For Jonathan and Ann Byrd Christmas has always felt pretty magical.
For the last couple of decades, the 65-year-old retired plumber and father of 3 has taken on a new role.
"I always thought it would be fun to be a real bearded Santa Claus," Byrd says. "It feels like something that I'm supposed to do."
He frequently gets stopped and told he looks like the real deal Santa, thanks to his beard.
"I go and get it bleached every year," he says.
And, Byrd loves both two and four-legged kids.
"I do a Santa Claus for a bunch of dogs at a dog grooming place, and I do our church's Christmas party," Byrd says. "But, the biggest thing that I do every year is I do Santa Claus for the Athens Symphony Christmas concerts."
In the fall of 2021, Byrd's career as Santa hit a major snag.
"My wife looked at me and said, ‘You look yellow,’" Byrd remembers. "So, I was starting to show some jaundice."
The problem was his pancreas, and it was serious.
"We had to make a detour," Byrd says. "I was diagnosed with pancreatic cancer."
Byrd started chemotherapy right as he should have been getting ready to be Santa.
"It was a very long, dry holiday," Byrd says, his voice choked with emotion. "A lot of the things that I had grown to enjoy weren't happening."
He called around to event organizers, telling them the chemo was zapping his energy, that he could not be their "Santa" that year.
"I didn't do the tree lighting, and I didn't do the cookies with Santa," Byrd says. "And I couldn't do the symphony. It was empty."
But, when Byrd told his church he was not sure if he would be able to be Santa for the youth Christmas party, his church urged him to come anyway.
It is a decision that still makes him emotional two years later.
"I think they probably knew more than anybody else how important that was [to me]," Byrd says.

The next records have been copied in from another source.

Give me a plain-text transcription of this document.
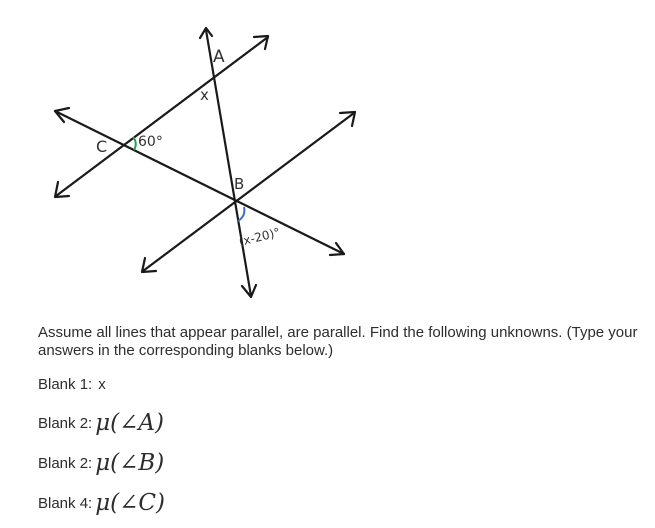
A
x
C 60°
B
(x-20)°

Assume all lines that appear parallel, are parallel. Find the following unknowns. (Type your answers in the corresponding blanks below.)

Blank 1: x
Blank 2: μ(∠A)
Blank 2: μ(∠B)
Blank 4: μ(∠C)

Byrd went through 12 rounds of chemotherapy at University Cancer and Blood Center in Athens, before meeting with surgical oncologist Dr. James Griffin.
"You want people to do well," Griffin says. "But, you know, when a patient walks through the door, and he looks like Santa Claus, and then he tells you that he is Santa Claus, it does add a little extra something to it for sure."
In April 2022, Byrd underwent a complicated surgery known as a Whipple procedure, which is the only known cure for pancreatic cancer.
"They opened me from right below my sternum down to below my bellybutton," Byrd says. "I think I was in surgery for 14 hours."
"The Whipple surgery is a very big procedure," Dr. Griffin says. "It's basically a rerouting of all the plumbing in your belly. So, you remove a portion of the stomach, you removed the entire duodenum, which is the first part of your small intestine. You remove the head of the pancreas, and you remove the bile duct."
Then, Griffin says, you have to put everything back together.
"You have to reconnect all those things, and you have to reconnect them in a way that works, so they can go on living their life," he says.
The surgery, and some follow-up chemotherapy, was successful, and, Dr. Griffin says, Byrd was determined.
"He had a purpose," he says. "He came into this with a mindset that, you know, his first question was, ‘Am I going to be ready for Christmas this year?’"
The answer was yes, and no.
Still exhausted from the surgery and chemo, Byrd took a break from most of his Santa duties in 2022, but returned as the Athens Symphony Santa.
"My hair was still a little thin; It hadn't really come back all the way yet, but I enjoyed it tremendously," Byrd says.
Dr. Griffin says Byrd never looked back.
"He just put one foot in front of the other, had a goal in mind, and then he surprised us. The next year, he dressed up as Santa Claus in clinic. He had gone right back to it."
Coming back to the University Cancer and Blood Center, Byrd says, felt like he had come full circle.
"Everybody that helped me and was with me on that journey, I was amazed at how important they were," he says. "So, that's why I had to go back and tell them thank you."
This Christmas, Jonathan Byrd is back in his role as Santa, and enjoying the gift of a second chance.
"All of my scans since that surgery in April of 2022 have been absolutely clean," Byrd says.